Q[GL, OL] = Q[GL,OL]  + a*g*-100    + a*g*Q[E,*])   - a*Q[GL,OL] )  # action irrelevant
          = -200*a*g + 100*a^2*g  + -100*a*g      + a*g*0       +200*a^2*g + 100*a^3*g
          = -300*a*g + 100*a^2*g  +200*a^2*g + 100*a^3*g


                                                              OPEN LEFT | OPEN RIGHT | LISTEN
                                                              --------- | ---------- | ------
GROWL LEFT       -200*a*g + 100*a^2*g  - 100*a*g +200*a^2*g + 100*a^3*g |          0 |      0
GROWL RIGHT:                                                          0 |          0 |      0
START:                                                                0 |          0 | -2*a*g - 100*a^2*g^2 + a^2*g
END:                                                                  0 |          0 |      0

Now let's plugin values for a and g to see how this looks. Let a = .1, and g = .9.

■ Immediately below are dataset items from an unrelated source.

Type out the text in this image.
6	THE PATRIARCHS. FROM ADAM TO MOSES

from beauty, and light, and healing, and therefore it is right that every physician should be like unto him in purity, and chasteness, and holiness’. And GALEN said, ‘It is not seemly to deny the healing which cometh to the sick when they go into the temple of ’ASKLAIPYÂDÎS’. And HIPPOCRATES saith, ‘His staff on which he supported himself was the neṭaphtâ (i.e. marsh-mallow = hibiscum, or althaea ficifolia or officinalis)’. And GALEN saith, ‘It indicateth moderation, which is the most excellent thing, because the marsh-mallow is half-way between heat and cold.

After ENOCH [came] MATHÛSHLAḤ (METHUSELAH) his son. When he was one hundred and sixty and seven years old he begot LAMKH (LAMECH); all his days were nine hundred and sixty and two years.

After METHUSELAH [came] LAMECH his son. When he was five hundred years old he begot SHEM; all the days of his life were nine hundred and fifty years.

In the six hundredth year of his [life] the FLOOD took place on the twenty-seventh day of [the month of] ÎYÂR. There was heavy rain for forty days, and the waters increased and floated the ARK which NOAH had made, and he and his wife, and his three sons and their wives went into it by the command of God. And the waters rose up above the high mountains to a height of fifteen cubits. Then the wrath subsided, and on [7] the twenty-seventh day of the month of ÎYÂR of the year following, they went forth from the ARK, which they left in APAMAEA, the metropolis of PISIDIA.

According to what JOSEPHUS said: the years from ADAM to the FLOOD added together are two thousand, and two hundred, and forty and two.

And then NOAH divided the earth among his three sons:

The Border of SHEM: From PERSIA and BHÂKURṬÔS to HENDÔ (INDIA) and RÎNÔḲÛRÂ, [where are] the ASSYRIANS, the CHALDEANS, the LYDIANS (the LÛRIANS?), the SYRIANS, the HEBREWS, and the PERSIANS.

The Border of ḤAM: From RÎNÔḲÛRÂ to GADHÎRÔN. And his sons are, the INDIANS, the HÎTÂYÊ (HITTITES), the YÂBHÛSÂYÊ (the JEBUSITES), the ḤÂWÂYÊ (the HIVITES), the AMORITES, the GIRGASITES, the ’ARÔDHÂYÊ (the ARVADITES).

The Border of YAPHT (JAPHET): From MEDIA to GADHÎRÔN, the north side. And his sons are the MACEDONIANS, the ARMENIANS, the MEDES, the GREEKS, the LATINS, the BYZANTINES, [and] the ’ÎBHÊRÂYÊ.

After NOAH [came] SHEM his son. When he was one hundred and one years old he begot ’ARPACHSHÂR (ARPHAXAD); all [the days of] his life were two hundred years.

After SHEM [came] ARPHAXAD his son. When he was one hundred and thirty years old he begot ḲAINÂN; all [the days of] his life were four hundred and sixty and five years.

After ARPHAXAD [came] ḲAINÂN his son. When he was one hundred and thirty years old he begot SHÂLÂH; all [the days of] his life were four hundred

                                                              OPEN LEFT | OPEN RIGHT | LISTEN
                                                              --------- | ---------- | ------
GROWL LEFT       -18+ 100*a^2*g  - 100*a*g +200*a^2*g + 100*a^3*g |          0 |      0
GROWL LEFT: -200 + .9 - 9 + 1.8 +.09 =
GROWL RIGHT:                                                          0 |          0 |      0
START:                                                                0 |          0 | -2*a*g - 100*a^2*g^2 + a^2*g
END:                                                                  0 |          0 |      0

For the OL update, since next state is always 0, the update is simply

Q[s0,a] = Q[s0,a0]  + a*( g*(r  + Q[s1,a1])     - Q[s0,a0] )
        = Q[s0,a0] + a*g*r - a*Q[s0,a0]

So it does not depned on g at all. But if a is larger, and we assume that Q[GL,OL) is monotonically increasing in magnitude (which it is due to the fixed policy), then we see that the update (the right two terms) become... I think it will oscilate between smaller and smaller positive and negative value??? TODO: TEST IT OUT USING A FIXED POLICY If each update decreases in magnitude, then a larger alpha will allow for larger initial udpates, which should result in larger magnitudes of Q values. One might argue that if alpha is larger, then the subsequent negative updates will also be larger. This is true, but I think that the larger alpha will still leave a bigger gap.

QLearnerSeq

  • 05/07/2019
  • notebook: notebooks/tiger_env/qlearner-seq.ipynb

As expected, as we increase the number of observation sequences in memory, the performance improves:

sequence length avg reward after policy convergence
1 -8.1512
2 2.3695
3 3.5433
4 2.8276
5 2.5019
6 -2.4601

OPEN QUESTION - why does performance start to decrease at seq length = 4?